Wherever possible, ISPs should try to avoid solving complicated problems — like web authentication — by using proxy and gateway servers on their network. Inevitably, having an extra machine in the loop raises the complexity of the solution and increases the number of possible points of failure. If this had been a problem with a website smaller than Facebook, the chances are that it would have remained undiagnosed and unfixed for much longer.
There is a lot of engineering controversy about whether it's ever appropriate for complex application functions to be performed by proxies, gateways or transcoders operated by ISPs. One key argument is that if the ISPs pick a poor solution, or don't all implement exactly the same thing, then developers and users will be worse off than if the ISP had done nothing at all.
Whether or not this is true in all cases, it's clear, at the very least, that ISPs need to be extremely cautious in this space. They need to only deploy a proxy-type solution when it is certain that clients and servers can't solve the problem for themselves. They need to be transparent: follow well-established standards, clearly document their practices, and answer technical questions promptly. Lastly, they should offer users and application providers a standardised way to opt-out of the proxies if they might cause technical or security problems.
Even as mobile phones and mobile browsers are approaching the sophistication of desktop PCs, many mobile carriers are continuing to play strange and undocumented tricks with subscribers' data communications.
And AT&T in particular still has a way to go with respect to transparency.

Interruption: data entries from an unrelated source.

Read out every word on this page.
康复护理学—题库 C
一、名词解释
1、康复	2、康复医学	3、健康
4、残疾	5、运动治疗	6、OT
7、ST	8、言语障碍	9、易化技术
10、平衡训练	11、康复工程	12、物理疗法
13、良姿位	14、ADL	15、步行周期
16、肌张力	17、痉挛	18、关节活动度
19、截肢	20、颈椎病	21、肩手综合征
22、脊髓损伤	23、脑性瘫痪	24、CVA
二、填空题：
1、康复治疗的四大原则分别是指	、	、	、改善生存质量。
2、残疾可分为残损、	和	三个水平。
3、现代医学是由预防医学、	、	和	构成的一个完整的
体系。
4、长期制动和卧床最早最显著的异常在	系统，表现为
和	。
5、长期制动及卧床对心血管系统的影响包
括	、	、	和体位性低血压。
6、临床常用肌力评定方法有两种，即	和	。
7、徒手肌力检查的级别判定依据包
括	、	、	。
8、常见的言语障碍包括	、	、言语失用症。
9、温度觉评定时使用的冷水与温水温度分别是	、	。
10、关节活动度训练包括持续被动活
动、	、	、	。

Their public statements indicated that they had deployed some new security measures in the wake of the Facebook affair. When we asked them what those measures were, their spokesperson's response was:
In terms of the new security measures AT&T has put into place, due to security sensitivity, we aren't providing specifics.
AT&T's disappointing response is to retreat to security through obscurity. But long experience teaches that security through obscurity is usually no security at all.
2. In practice, this made cookie authentication unusable in WAP, because the way that WAP gateways were implemented and configured was insufficiently standardized, and because many developers realised that it was unacceptable to trust carriers' gateway servers with so much of their authentication housekeeping. This meant that websites had to fall back to a practice known as "URL rewriting" or "URL decoration", which meant adding an authentication token to every URL. In practice, this is frequently equivalent to putting the user's password in the URL.